Tremblay was responsible for many changes to Youppi's costume, including more securely-attached eyes and a swap from the scruffy old material to washable parts following complaints (including his own) of the mascot's smell.

After 3 seasons, Tremblay quit his role as Youppi to focus on his real passion: creating mascots. He is credited with creating mascots such as the Tampa Bay Rays' Raymond and the Indianapolis Colts' Blue.

=== Claude Hubert (1985–1991) ===
Claude Hubert was involved with mascots for around 20 years; he worked for many Canadian sports teams, such as the Montreal Dragons and the Montreal Machine.

As Youppi, Hubert was responsible for the first and only incident wherein a mascot was expelled from a Major League Baseball game. As Youppi, Hubert hopped on top of the away team's dugout during an Expos v. Dodgers game and, following continued antics, was confronted by Tommy Lasorda. (Hubert claims to have already known of Lasorda's distaste for mascots following his infamous "tussle" with the Phillie Phanatic.) After the scuffle began to escalate, Bob Davidson, the umpire during that game, made the decision to eject Youppi, who was eventually readmitted following chants from the crowd and a promise to remain on the Expos' side of the field.

=== Jean-Simon Bibeau (1988–1990, 2003–present) ===
This was not Bibeau's first experience with athletic recognition, as he was already holding a USA NCAA record for goals scored in a season while playing hockey with the Plattsburg Cardinals at this time.

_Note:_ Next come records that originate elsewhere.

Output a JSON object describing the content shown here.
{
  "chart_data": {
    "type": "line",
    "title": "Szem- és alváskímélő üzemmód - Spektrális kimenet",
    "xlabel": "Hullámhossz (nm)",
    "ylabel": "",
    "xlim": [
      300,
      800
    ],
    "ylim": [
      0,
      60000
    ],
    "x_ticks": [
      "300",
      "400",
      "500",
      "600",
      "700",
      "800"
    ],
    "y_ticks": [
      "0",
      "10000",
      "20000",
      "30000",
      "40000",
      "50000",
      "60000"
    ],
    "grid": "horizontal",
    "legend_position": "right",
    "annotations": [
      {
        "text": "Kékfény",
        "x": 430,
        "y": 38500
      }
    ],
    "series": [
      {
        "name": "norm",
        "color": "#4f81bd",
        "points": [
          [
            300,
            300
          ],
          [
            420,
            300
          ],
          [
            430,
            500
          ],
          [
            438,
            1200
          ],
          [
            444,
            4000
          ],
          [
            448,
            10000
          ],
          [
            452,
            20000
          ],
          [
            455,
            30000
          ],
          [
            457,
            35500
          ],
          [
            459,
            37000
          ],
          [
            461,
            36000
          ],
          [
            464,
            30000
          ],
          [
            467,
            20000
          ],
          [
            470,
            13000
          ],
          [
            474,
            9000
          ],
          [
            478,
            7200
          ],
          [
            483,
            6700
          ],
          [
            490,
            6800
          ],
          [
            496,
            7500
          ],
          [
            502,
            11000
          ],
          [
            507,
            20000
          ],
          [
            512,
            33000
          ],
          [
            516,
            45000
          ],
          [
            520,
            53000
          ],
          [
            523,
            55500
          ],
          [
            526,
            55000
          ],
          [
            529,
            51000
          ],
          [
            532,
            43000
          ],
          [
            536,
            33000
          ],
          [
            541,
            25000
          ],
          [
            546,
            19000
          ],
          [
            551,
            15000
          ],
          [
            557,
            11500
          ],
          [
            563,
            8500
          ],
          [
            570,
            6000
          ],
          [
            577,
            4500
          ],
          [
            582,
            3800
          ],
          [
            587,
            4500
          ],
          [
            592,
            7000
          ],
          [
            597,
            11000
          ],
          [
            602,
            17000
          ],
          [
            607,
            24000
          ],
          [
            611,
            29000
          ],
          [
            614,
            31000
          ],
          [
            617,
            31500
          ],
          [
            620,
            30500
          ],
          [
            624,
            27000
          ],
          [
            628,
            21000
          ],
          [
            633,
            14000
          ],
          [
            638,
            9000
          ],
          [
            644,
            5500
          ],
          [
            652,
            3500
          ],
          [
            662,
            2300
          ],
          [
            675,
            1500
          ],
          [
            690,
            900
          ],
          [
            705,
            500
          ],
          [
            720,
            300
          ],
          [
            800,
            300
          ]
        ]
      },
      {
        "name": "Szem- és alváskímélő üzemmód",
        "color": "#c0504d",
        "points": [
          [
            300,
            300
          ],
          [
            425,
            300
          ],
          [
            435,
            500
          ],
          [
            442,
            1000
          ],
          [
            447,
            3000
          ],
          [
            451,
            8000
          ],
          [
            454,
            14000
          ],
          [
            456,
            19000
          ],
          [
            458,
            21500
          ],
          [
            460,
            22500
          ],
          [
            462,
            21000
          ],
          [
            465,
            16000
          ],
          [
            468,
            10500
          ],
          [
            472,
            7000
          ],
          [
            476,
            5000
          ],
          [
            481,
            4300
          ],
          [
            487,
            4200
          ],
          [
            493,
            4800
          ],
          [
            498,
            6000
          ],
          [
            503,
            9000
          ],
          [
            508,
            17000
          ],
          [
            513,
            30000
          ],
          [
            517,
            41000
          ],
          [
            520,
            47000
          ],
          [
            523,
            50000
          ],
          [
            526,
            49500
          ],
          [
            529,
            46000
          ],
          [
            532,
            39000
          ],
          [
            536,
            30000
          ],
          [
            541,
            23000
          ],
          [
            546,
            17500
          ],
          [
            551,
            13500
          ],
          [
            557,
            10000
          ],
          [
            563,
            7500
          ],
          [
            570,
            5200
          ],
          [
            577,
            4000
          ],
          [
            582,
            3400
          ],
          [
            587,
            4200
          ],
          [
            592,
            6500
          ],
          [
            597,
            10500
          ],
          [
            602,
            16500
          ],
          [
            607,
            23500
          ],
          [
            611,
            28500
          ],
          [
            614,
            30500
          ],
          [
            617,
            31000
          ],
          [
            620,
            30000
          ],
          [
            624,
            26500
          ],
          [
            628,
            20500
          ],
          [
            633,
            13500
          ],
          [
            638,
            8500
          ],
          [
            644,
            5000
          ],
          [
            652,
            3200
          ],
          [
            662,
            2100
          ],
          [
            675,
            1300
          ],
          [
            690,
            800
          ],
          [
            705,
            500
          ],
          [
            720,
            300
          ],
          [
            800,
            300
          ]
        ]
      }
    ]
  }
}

By 1995, Bibeau directed all of Youppi's activities for the Expos, and would continue following Youppi's transition from baseball with the Expos to hockey with the Montreal Canadiens to the present day. Bibeau shared the full responsibilities of Youppi with Hubert.

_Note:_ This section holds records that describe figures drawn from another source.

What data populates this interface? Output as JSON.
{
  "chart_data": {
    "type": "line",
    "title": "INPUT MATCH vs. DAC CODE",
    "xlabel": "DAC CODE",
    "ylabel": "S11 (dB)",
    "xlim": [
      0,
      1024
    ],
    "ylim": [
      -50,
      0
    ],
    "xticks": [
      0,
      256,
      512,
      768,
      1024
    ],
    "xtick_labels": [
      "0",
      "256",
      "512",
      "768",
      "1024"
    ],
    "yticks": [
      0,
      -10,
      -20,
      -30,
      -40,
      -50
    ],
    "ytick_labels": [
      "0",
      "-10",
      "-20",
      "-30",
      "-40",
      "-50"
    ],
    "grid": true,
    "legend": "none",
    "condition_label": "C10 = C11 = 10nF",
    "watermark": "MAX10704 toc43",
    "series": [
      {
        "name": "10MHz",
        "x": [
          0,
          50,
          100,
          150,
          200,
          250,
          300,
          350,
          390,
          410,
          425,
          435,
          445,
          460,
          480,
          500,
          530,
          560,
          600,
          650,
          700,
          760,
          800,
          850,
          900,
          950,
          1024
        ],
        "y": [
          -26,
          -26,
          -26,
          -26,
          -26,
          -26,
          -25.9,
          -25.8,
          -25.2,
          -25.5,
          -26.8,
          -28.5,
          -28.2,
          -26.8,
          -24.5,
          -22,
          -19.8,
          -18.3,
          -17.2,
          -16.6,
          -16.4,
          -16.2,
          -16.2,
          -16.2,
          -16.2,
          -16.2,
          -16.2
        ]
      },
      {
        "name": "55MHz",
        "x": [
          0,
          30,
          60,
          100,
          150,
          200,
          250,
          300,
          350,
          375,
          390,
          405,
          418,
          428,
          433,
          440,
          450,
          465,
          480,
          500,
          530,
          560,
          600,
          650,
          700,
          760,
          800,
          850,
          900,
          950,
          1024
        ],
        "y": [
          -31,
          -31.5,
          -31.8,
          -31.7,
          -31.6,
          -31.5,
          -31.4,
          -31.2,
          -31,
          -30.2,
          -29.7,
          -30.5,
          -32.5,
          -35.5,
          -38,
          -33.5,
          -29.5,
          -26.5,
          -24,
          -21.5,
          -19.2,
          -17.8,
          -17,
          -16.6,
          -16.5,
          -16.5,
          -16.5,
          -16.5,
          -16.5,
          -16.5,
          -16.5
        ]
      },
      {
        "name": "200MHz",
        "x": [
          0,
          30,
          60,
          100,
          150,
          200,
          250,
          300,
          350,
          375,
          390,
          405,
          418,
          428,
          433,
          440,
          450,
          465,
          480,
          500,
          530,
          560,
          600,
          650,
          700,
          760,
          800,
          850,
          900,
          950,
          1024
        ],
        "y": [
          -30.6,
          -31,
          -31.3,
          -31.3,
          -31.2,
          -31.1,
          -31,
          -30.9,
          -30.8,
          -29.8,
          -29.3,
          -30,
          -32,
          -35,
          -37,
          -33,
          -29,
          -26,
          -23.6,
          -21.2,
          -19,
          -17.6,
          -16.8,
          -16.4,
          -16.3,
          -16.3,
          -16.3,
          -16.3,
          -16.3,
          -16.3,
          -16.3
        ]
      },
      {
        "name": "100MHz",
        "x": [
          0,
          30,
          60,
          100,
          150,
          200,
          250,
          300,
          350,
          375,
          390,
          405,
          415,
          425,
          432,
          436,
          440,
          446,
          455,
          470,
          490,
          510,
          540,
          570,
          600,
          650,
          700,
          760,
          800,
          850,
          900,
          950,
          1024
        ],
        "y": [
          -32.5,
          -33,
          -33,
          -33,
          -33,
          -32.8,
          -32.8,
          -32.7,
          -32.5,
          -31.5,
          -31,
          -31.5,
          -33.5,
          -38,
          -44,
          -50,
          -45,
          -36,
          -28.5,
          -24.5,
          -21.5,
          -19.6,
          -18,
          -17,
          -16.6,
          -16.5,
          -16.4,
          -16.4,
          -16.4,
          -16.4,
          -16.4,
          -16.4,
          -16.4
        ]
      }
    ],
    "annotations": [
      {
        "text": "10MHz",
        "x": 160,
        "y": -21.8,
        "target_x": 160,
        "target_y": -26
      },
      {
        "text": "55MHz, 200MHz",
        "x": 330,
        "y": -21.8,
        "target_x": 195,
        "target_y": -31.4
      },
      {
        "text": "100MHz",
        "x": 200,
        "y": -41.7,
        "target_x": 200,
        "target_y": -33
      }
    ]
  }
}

=== Sylvain Ouellette (1996–2003) ===
The last to portray Youppi during his time as a baseball mascot, Sylvain Ouellette was previously working as an entertainer at nightclubs. While working in nightclubs, he met Vincent Guy Aubry, a DJ who often worked at the Olympic Stadium during Expos games. After hearing the Expos were looking for a mascot, Aubry mentioned Ouellette to his superior at the stadium. Although Ouellette was not a baseball fan at the time, his love and passion for entertaining landed him the job.

During the Expos' two seasons in Puerto Rico, Ouellette proved especially valuable due to his Spanish proficiency and experience with Latin dancing and culture.